Em 1993, quando o FMI, o Banco Mundial, os principais bancos e economistas internacionais idolatravam o México, um economista de peso ousou ficar na contramão e previu um colapso iminente: Rudiger Dornbusch. Um ano depois, o México desintegrou e a reputação de Dornbusch, considerado um dos mais importantes economistas contemporâneos, cresceu ainda mais.
Nesta semana, Dornbusch, professor do Massachussets Institute of Technology (MIT), esteve em São Paulo para dar uma palestra a clientes do Banco Garantia. Traçou o panorama da economia mundial e latino-americana que se segue.
Brasil: Não está às vésperas de uma crise, mas chegará nela, se não corrigir sua rota econômica. Derrubou a inflação, mas não fez o ajuste fiscal e de Estado necessário. Ao contrário, está se endividando perigosamente e empurrando os problemas com a barriga.

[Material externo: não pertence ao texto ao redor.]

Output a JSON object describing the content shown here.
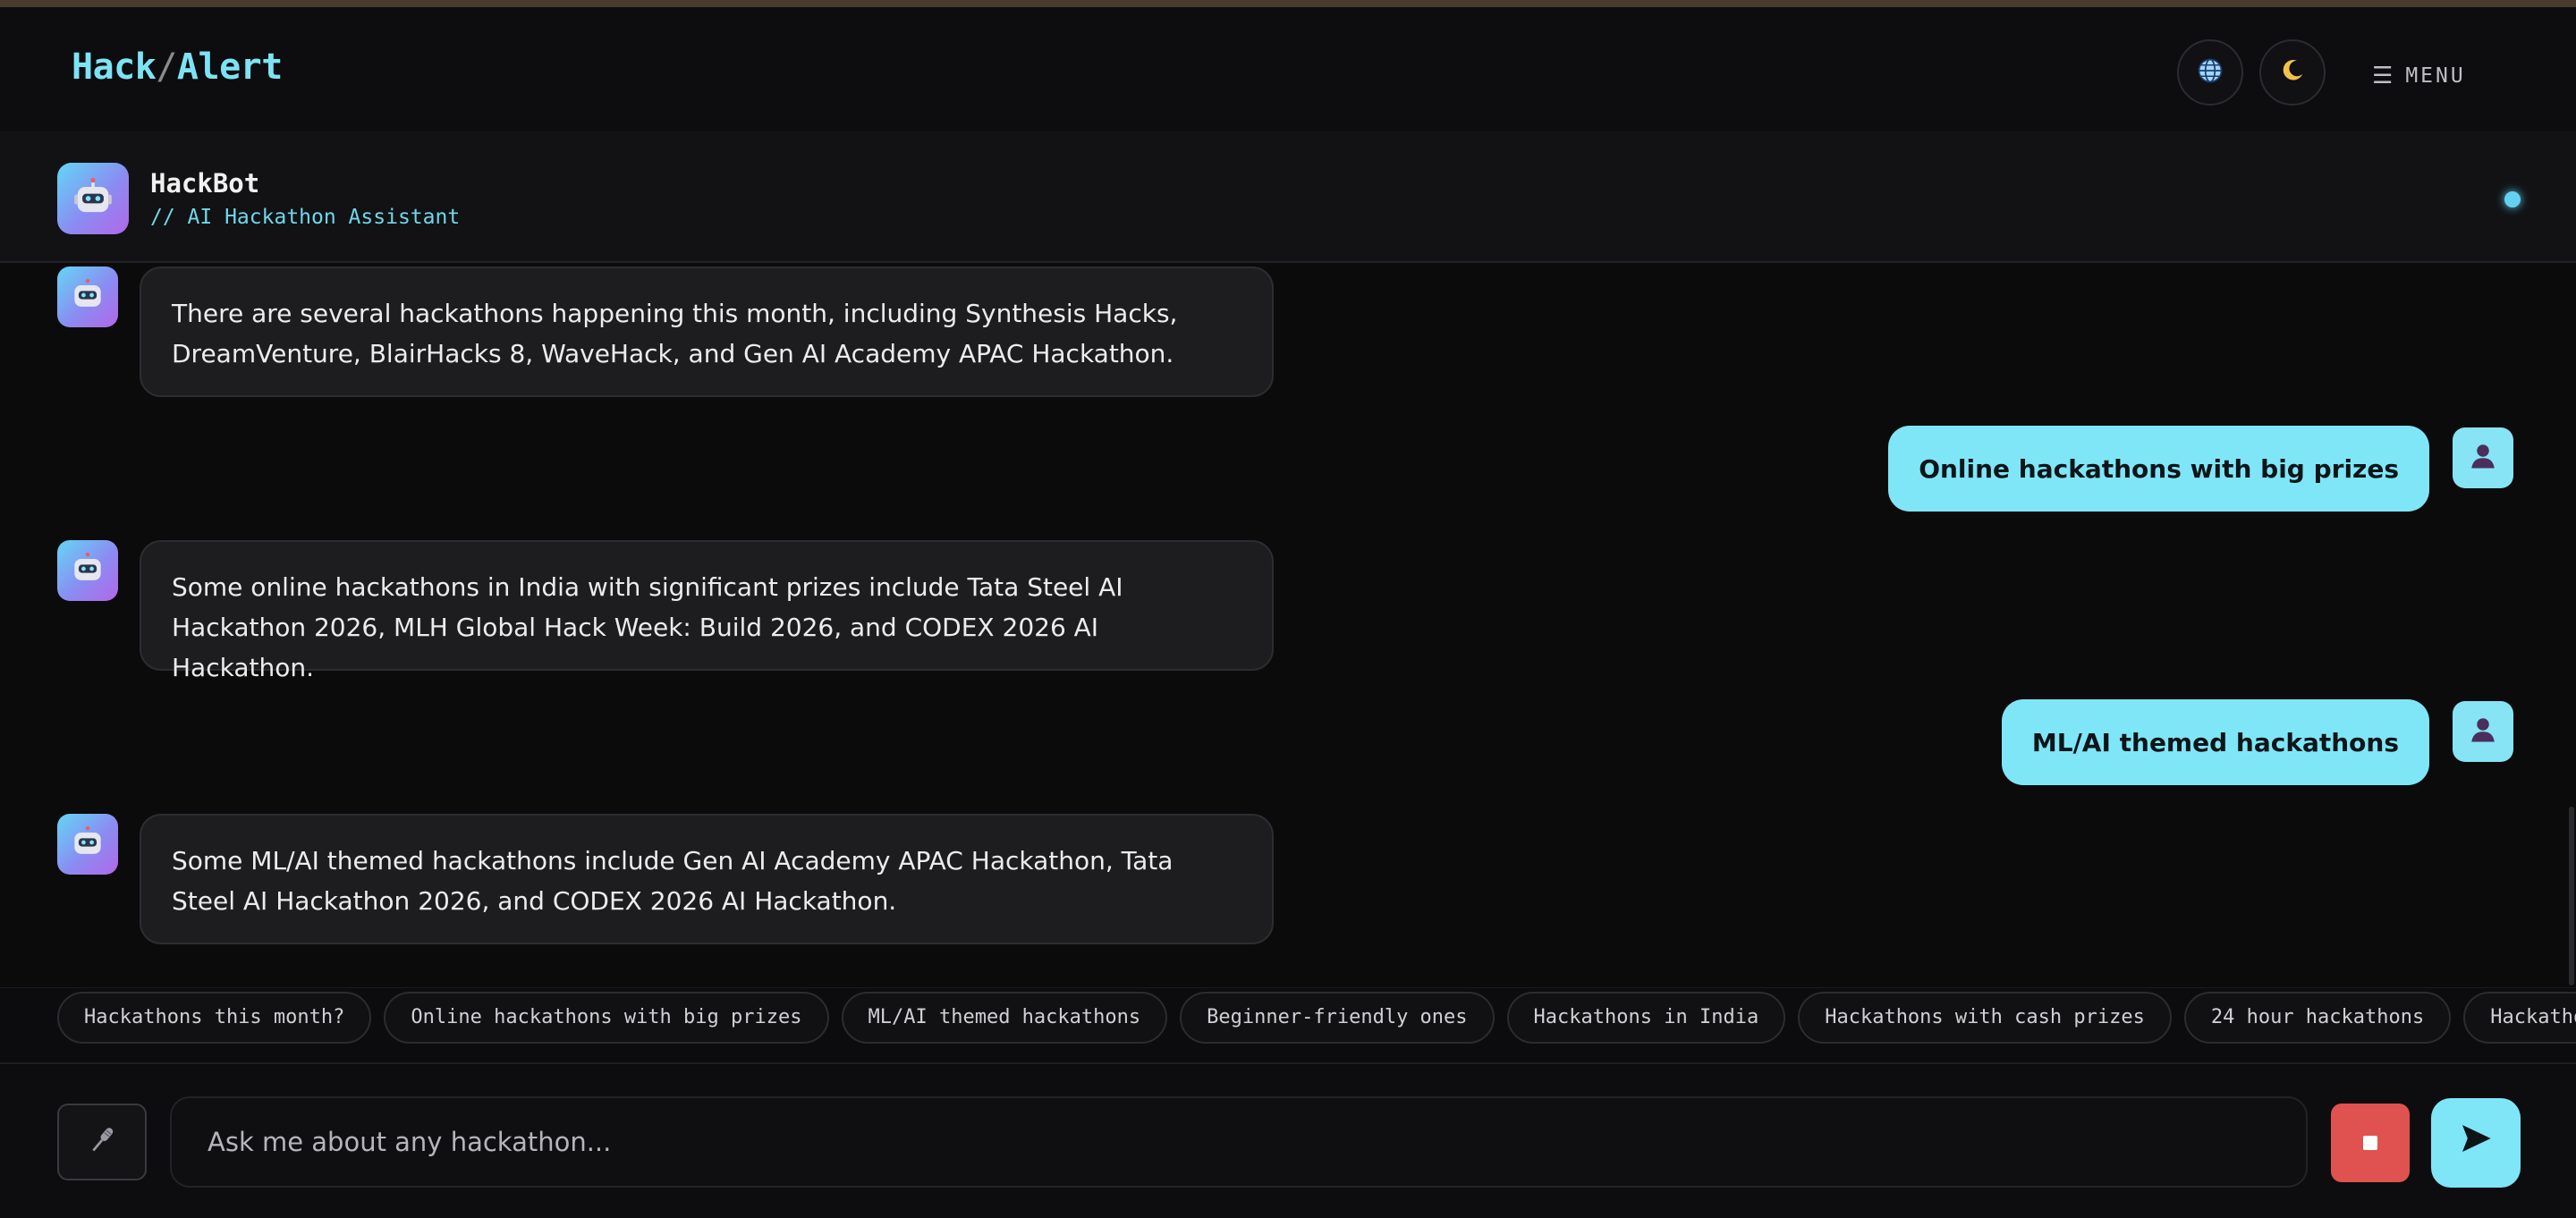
{
  "header": {
    "logo_left": "Hack",
    "logo_sep": "/",
    "logo_right": "Alert",
    "menu_glyph": "☰",
    "menu_label": "MENU",
    "icons": [
      "globe-icon",
      "moon-icon",
      "hamburger-icon"
    ]
  },
  "bot": {
    "name": "HackBot",
    "subtitle": "// AI Hackathon Assistant",
    "status_color": "#63d2f2"
  },
  "messages": [
    {
      "role": "bot",
      "text": "There are several hackathons happening this month, including Synthesis Hacks, DreamVenture, BlairHacks 8, WaveHack, and Gen AI Academy APAC Hackathon."
    },
    {
      "role": "user",
      "text": "Online hackathons with big prizes"
    },
    {
      "role": "bot",
      "text": "Some online hackathons in India with significant prizes include Tata Steel AI Hackathon 2026, MLH Global Hack Week: Build 2026, and CODEX 2026 AI Hackathon."
    },
    {
      "role": "user",
      "text": "ML/AI themed hackathons"
    },
    {
      "role": "bot",
      "text": "Some ML/AI themed hackathons include Gen AI Academy APAC Hackathon, Tata Steel AI Hackathon 2026, and CODEX 2026 AI Hackathon."
    }
  ],
  "suggestions": [
    "Hackathons this month?",
    "Online hackathons with big prizes",
    "ML/AI themed hackathons",
    "Beginner-friendly ones",
    "Hackathons in India",
    "Hackathons with cash prizes",
    "24 hour hackathons",
    "Hackathons for students"
  ],
  "input": {
    "placeholder": "Ask me about any hackathon...",
    "value": ""
  },
  "colors": {
    "accent": "#7fe6f7",
    "stop": "#e0524f",
    "background": "#0b0b0c"
  }
}
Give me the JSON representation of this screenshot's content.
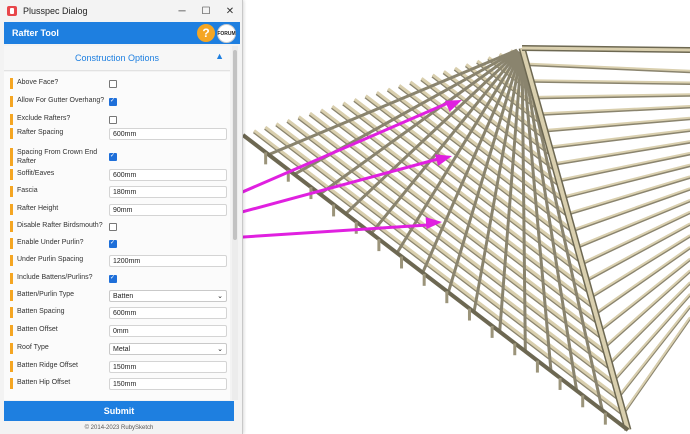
{
  "window": {
    "title": "Plusspec Dialog",
    "minimize_glyph": "─",
    "maximize_glyph": "☐",
    "close_glyph": "✕"
  },
  "header": {
    "title": "Rafter Tool",
    "help_label": "?",
    "forum_label": "FORUM"
  },
  "section": {
    "title": "Construction Options",
    "collapse_glyph": "▲"
  },
  "fields": [
    {
      "label": "Above Face?",
      "type": "checkbox",
      "checked": false
    },
    {
      "label": "Allow For Gutter Overhang?",
      "type": "checkbox",
      "checked": true
    },
    {
      "label": "Exclude Rafters?",
      "type": "checkbox",
      "checked": false
    },
    {
      "label": "Rafter Spacing",
      "type": "text",
      "value": "600mm"
    },
    {
      "label": "Spacing From Crown End Rafter",
      "type": "checkbox",
      "checked": true
    },
    {
      "label": "Soffit/Eaves",
      "type": "text",
      "value": "600mm"
    },
    {
      "label": "Fascia",
      "type": "text",
      "value": "180mm"
    },
    {
      "label": "Rafter Height",
      "type": "text",
      "value": "90mm"
    },
    {
      "label": "Disable Rafter Birdsmouth?",
      "type": "checkbox",
      "checked": false
    },
    {
      "label": "Enable Under Purlin?",
      "type": "checkbox",
      "checked": true
    },
    {
      "label": "Under Purlin Spacing",
      "type": "text",
      "value": "1200mm"
    },
    {
      "label": "Include Battens/Purlins?",
      "type": "checkbox",
      "checked": true
    },
    {
      "label": "Batten/Purlin Type",
      "type": "select",
      "value": "Batten"
    },
    {
      "label": "Batten Spacing",
      "type": "text",
      "value": "600mm"
    },
    {
      "label": "Batten Offset",
      "type": "text",
      "value": "0mm"
    },
    {
      "label": "Roof Type",
      "type": "select",
      "value": "Metal"
    },
    {
      "label": "Batten Ridge Offset",
      "type": "text",
      "value": "150mm"
    },
    {
      "label": "Batten Hip Offset",
      "type": "text",
      "value": "150mm"
    }
  ],
  "submit_label": "Submit",
  "copyright": "© 2014-2023 RubySketch",
  "colors": {
    "accent": "#1e7fe0",
    "label_bar": "#f5a623",
    "annotation": "#e020e0",
    "timber": "#d9cfae"
  }
}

A receita: deixar de lado a obsessão de derrubar ainda mais a inflação e lançar um projeto nacional que, em nome da área social, possa fazer o ajuste fiscal. Com o projeto na rua, seria possível acelerar a desvalorização cambial, indexar o câmbio, aceitar uma inflação um pouco maior e ter mais crescimento. O mínimo que ele considera aceitável para o Brasil é 7% ao ano.
México: Está retomando lentamente o crescimento puxado pelas exportações, mas tem graves problemas pela frente. O ajuste depois de 94 deixou um enorme passivo nos bancos e nas empresas que o governo insiste em absorver.
Com isso, não há dinheiro para a infra-estrutura e a área social, e cresce a tensão política. Depois da dramática desvalorização no ano passado, o câmbio está num bom nível, mas há pressões que podem levá-lo novamente a uma sobrevalorização.
De um lado, a obsessão do BC mexicano com a inflação baixa. De outro, o desejo do presidente americano, Bill Clinton, de contar com a estabilidade no México para ajudar sua reeleição.
"Não há perspectivas positivas este ano, nem no próximo -e ninguém consegue enxergar além disso", diz Dornbusch.
Argentina: Avançou muito nas reformas, mas entalou na sobrevalorização cambial. A única forma de acelerar o crescimento é "dar um retorno obsceno aos exportadores". Para isso, tem três opções, todas difíceis.
Um reajuste cambial seria desastroso: a inflação dispararia e viria uma gigantesca crise. Outra opção seria ter paciência e continuar ganhando produtividade. Isso, contudo, prolongaria o baixo crescimento e aumentaria a tensão política já existente entre o presidente Menem e seu ministro da Fazenda, Domingo Cavallo.
Uma terceira saída, sugerida por Dornbusch: cortar a taxação ainda existente sobre o trabalho, o que reduziria o custo da mão-de-obra, sem precisar de desvalorização. Para contornar o buraco fiscal que surgiria, ele sugere que a Argentina financie externamente o programa. Não é fácil de vender, mas ele não vê alternativa.
Chile: Dez anos de crescimento a 7% ao ano, com baixa inflação, tornam o país um modelo. O único problema é que a macroeconomia ficou muito chata: dá tudo certo.
Estados Unidos: Baixa inflação, crescimento razoável e nenhum grande obstáculo à frente. Só entrará em recessão por acaso e, se isso acontecer, o FED (banco central) pode cortar os juros de 5% para zero e resolver o problema.
O panorama não muda, haja reeleição de Clinton ou eleição de Robert Dole. A única ameaça é uma eventual correção da bolsa americana. Neste caso, todo mundo, inclusive o Brasil, sofreria bastante com a debandada de investidores.
Europa: Está estagnada pela obsessão em ter uma moeda comum e a situação não vai mudar nem se, eventualmente, esta moeda for criada. A perspectiva é recessão, alto desemprego e altos juros.
Japão: Pela primeira vez, depois de três ou quatro anos, está voltando a crescer um pouco. Pode não durar: é preciso aumentar o imposto sobre consumo de 3 para 5% e, se isso acontecer, a economia esfria. Se não acontecer, também há riscos pelo lado fiscal. A obsessão do governo em salvar os bancos não ajuda em nada.